A young woman named Margaret stumbles one morning from a forest outside Berlin, hands dirty, clothes torn. She can remember nothing of the night in the woods, nor—she soon realizes—anything of the previous months. She returns home to her former life.
Two years later, she receives a letter from a mysterious doctor, who summons her to an appointment, claiming to be concerned for her fate. Margaret keeps the appointment, but when she leaves the doctor’s office, the entire city is transformed. Nazi ghosts manifest as preening falcons; buildings turn to flesh; reality itself wheels.
This is the story of Margaret’s race to recover her lost history—the night in the forest, and the chasm that opened in her life as a result. Awash in guilt, careening toward a shattering revelation, Margaret finds her personal amnesia resonating more and more clamorously with a nation’s criminal past, as she struggles toward an awakening that will lead her through madness to the truth, and to the unanswerable agony of her own actions.

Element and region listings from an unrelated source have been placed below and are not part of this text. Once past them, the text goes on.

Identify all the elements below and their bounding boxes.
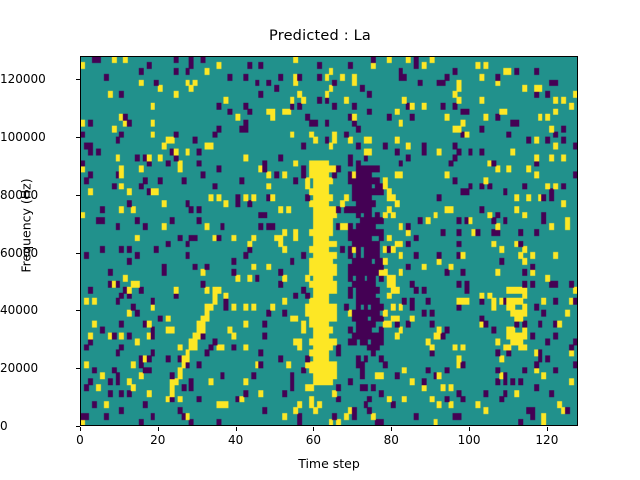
y-tick-label: 100000: [0, 130, 71, 144]
matplotlib-figure: Predicted : La 0200004000060000800001000…: [0, 0, 640, 480]
x-tick-label: 20: [150, 433, 165, 447]
y-tick-mark: [76, 195, 80, 196]
heatmap-axes: [80, 56, 578, 426]
x-tick-label: 120: [535, 433, 558, 447]
y-tick-mark: [76, 368, 80, 369]
x-tick-label: 0: [76, 433, 84, 447]
x-tick-mark: [469, 427, 470, 431]
x-tick-label: 40: [228, 433, 243, 447]
x-tick-mark: [547, 427, 548, 431]
x-tick-mark: [391, 427, 392, 431]
y-tick-mark: [76, 253, 80, 254]
x-axis-label: Time step: [80, 456, 578, 471]
heatmap-image: [81, 57, 577, 425]
x-tick-label: 80: [384, 433, 399, 447]
y-tick-label: 120000: [0, 72, 71, 86]
y-tick-label: 0: [0, 419, 71, 433]
x-tick-mark: [313, 427, 314, 431]
y-tick-mark: [76, 310, 80, 311]
y-tick-label: 20000: [0, 361, 71, 375]
x-tick-mark: [236, 427, 237, 431]
x-tick-label: 60: [306, 433, 321, 447]
y-tick-label: 40000: [0, 303, 71, 317]
x-tick-mark: [158, 427, 159, 431]
y-tick-label: 80000: [0, 188, 71, 202]
y-tick-label: 60000: [0, 246, 71, 260]
page-title: Predicted : La: [0, 28, 640, 44]
y-tick-mark: [76, 79, 80, 80]
y-axis-label: Frequency (Hz): [19, 96, 34, 356]
x-tick-label: 100: [458, 433, 481, 447]
y-tick-mark: [76, 137, 80, 138]
x-tick-mark: [80, 427, 81, 431]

Ida Hattemer-Higgins has written a novel about amnesia—individual, cultural, historical—about memory and oblivion, fantasy and reason, myth and redemption in our time. An unforgettable story from a bold and prodigiously gifted young talent.
PUBLISHERS WEEKLY
A promising premise flatlines in Hattermer-Higgins's overwrought debut. Margaret Taub, a young American woman awakens in a forest outside Berlin in September of 2002 with a several-month-long blank spot in her memory. Two years later, after a letter, addressed to a "Margaret T ubner," arrives at her apartment, confirming an upcoming appointment with a doctor Margaret has never heard of, she meets the doctor, a gynecologist, who treats Margaret with uncomfortable familiarity and insists on serving as her "memory surgeon." The next morning, Berlin has "transformed into flesh," and, as Margaret negotiates the menacingly alive city, she is plagued by a mysterious feeling of guilt, all the while becoming increasingly obsessed with Magda Goebbels, the wife of Hitler's propaganda minister, and the possibly parallel story of Regina Strauss, a Jewish woman who committed suicide along with her husband and children. It doesn't take long for this novel to come undone, its magical realism and overly precious tone mixing uneasily with its ponderous claims about ethics and memory. Also problematic are the final revelations about Margaret's past, which are intended to be shocking and enlightening, but are instead burdened with insistence on meaning.